Rates won't fall back to pre-pandemic levels as geopolitical conflict and supply chain issues create problems for world economies, BofA exec says
- Last month, the Fed joined a slew of central banks in easing monetary policy.
- That's led the market to assume rates will fall to pre-pandemic lows, BofA's Bernard Mensah says.
The Federal Reserve joined other central banks in easing monetary policy last month, but that doesn't mean rates are returning to ultra-low levels see in the years before the pandemic, Bank of America's Bernard Mensah said.
Mensah, the bank's head of international operations, pointed to a range of factors that could boost inflation, like shifting supply chains, rising wages, and geopolitical risks.
"My instinct has been that all of those things add inefficiencies in the system, and as we're moving to a different, perhaps, type of globalization, that we might find that the underlying trend inflation rate is a little bit higher than before," Mensah said in a Wednesday interview with Bloomberg TV.
Mensah's comments come amid a flurry of rate cuts from central banks in the US, China, the EU, England, Switzerland, Sweden, Canada and Mexico, among others.
Those rate cuts have led the market to expect US interest rates will dip as low as they were before the pandemic, Mensah says.
"There are bits of the market that do assume that rates will trend back to where we were pre-COVID or soon after that," Mensah said. He adds that the terminal rate may actually be 150 basis points above that.

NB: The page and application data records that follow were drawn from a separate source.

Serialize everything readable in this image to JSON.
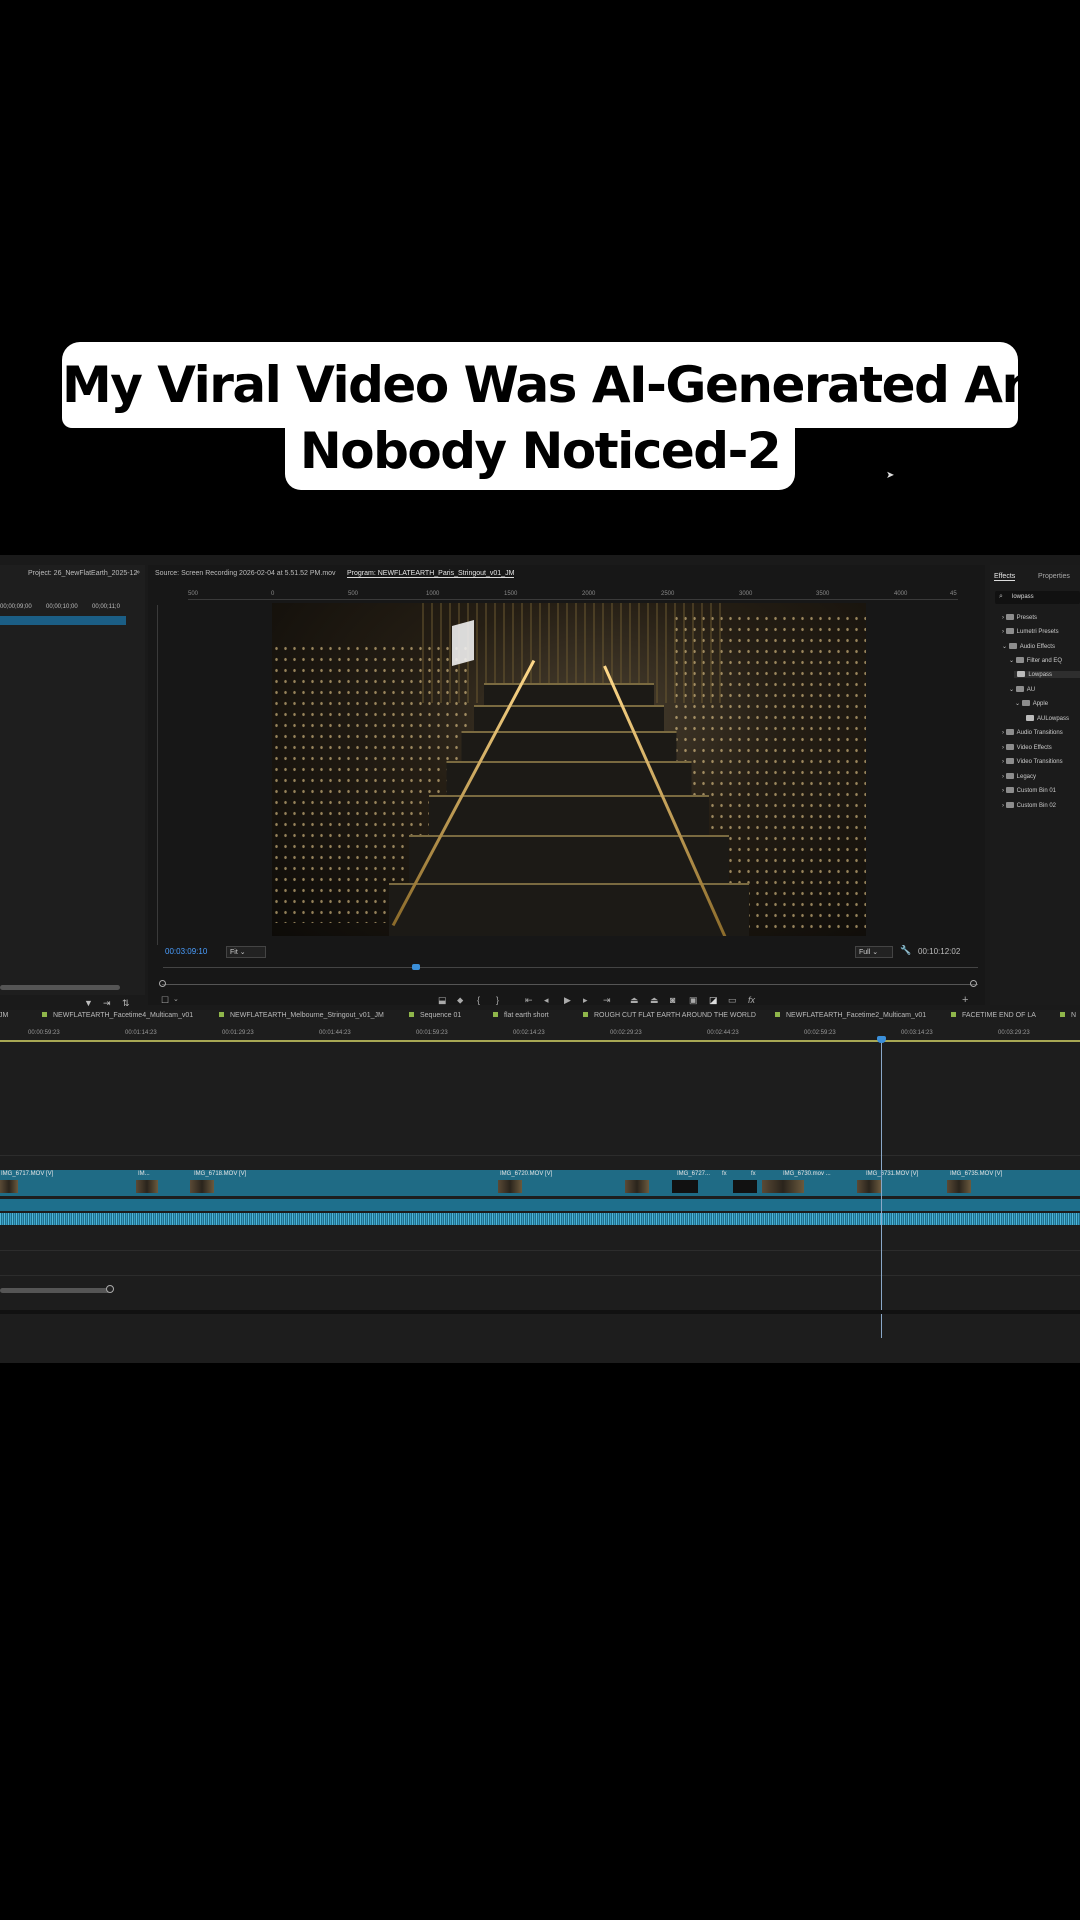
{
  "caption": {
    "line1": "My Viral Video Was AI-Generated And",
    "line2": "Nobody Noticed-2"
  },
  "project": {
    "title": "Project: 26_NewFlatEarth_2025-12",
    "timecodes": [
      "00;00;09;00",
      "00;00;10;00",
      "00;00;11;0"
    ]
  },
  "monitor": {
    "source_tab": "Source: Screen Recording 2026-02-04 at 5.51.52 PM.mov",
    "program_tab": "Program: NEWFLATEARTH_Paris_Stringout_v01_JM",
    "ruler_labels": [
      "500",
      "0",
      "500",
      "1000",
      "1500",
      "2000",
      "2500",
      "3000",
      "3500",
      "4000",
      "45"
    ],
    "timecode_current": "00:03:09:10",
    "fit": "Fit",
    "quality": "Full",
    "timecode_duration": "00:10:12:02"
  },
  "effects": {
    "tab_effects": "Effects",
    "tab_properties": "Properties",
    "search_value": "lowpass",
    "items": [
      {
        "label": "Presets",
        "level": 0
      },
      {
        "label": "Lumetri Presets",
        "level": 0
      },
      {
        "label": "Audio Effects",
        "level": 0
      },
      {
        "label": "Filter and EQ",
        "level": 1
      },
      {
        "label": "Lowpass",
        "level": 2
      },
      {
        "label": "AU",
        "level": 1
      },
      {
        "label": "Apple",
        "level": 2
      },
      {
        "label": "AULowpass",
        "level": 3
      },
      {
        "label": "Audio Transitions",
        "level": 0
      },
      {
        "label": "Video Effects",
        "level": 0
      },
      {
        "label": "Video Transitions",
        "level": 0
      },
      {
        "label": "Legacy",
        "level": 0
      },
      {
        "label": "Custom Bin 01",
        "level": 0
      },
      {
        "label": "Custom Bin 02",
        "level": 0
      }
    ]
  },
  "timeline": {
    "sequence_tabs": [
      "JM",
      "NEWFLATEARTH_Facetime4_Multicam_v01",
      "NEWFLATEARTH_Melbourne_Stringout_v01_JM",
      "Sequence 01",
      "flat earth short",
      "ROUGH CUT FLAT EARTH AROUND THE WORLD",
      "NEWFLATEARTH_Facetime2_Multicam_v01",
      "FACETIME END OF LA",
      "N"
    ],
    "timecodes": [
      "00:00:59:23",
      "00:01:14:23",
      "00:01:29:23",
      "00:01:44:23",
      "00:01:59:23",
      "00:02:14:23",
      "00:02:29:23",
      "00:02:44:23",
      "00:02:59:23",
      "00:03:14:23",
      "00:03:29:23"
    ],
    "clips": [
      "IMG_6717.MOV [V]",
      "IM...",
      "IMG_6718.MOV [V]",
      "IMG_6720.MOV [V]",
      "IMG_6727...",
      "fx",
      "fx",
      "IMG_6730.mov ...",
      "IMG_6731.MOV [V]",
      "IMG_6735.MOV [V]"
    ]
  },
  "colors": {
    "accent_blue": "#4a9eff",
    "clip_teal": "#1f6b85",
    "selection_blue": "#1b5e85"
  }
}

Before the pandemic, in the decade following the Great Financial Crisis, interest rates remained at historical lows. However, as inflation soared, the Fed hiked its benchmark interest rate aggressively, initiating its first move to loosen monetary policy last month with a 50 basis point rate cut.
Despite the Fed's apparent confidence that pricing pressures have eased, Mensah says a variety of inflationary risks will keep interest rates higher.
"I personally have been worried just about the underlying inflationary pressures that are out there for a bunch of reasons, whether its COVID, whether its supply chain moves," he said.
He also pointed to inflationary shocks like the US port strike, which started on Tuesday and is expected to continue for weeks.
Mensah says the port workers' wage demands, as well as increasing wages for workers around the world, add further inflationary pressure.
Finally, he noted geopolitical risks, which he says have weakened the dollar's value as global markets have priced in new developments.
"I do think the market is trying to be alert to events that are happening on the horizon," Mensah said, adding there's been a dollar weakening versus the euro and British pound in broad foreign exchange markets.
"You can make some arguments for that. So I think the market is poised for challenges that are ahead," he said.
Other analysts have also pointed to inflation risks from geopolitical conflicts.
Last month, T. Rowe Price analyst Tomasz Wieladek said that even though trade openness has encouraged inflation stability, ongoing conflicts could mean globalization is at risk in the coming years. That could drive up global inflation, he said.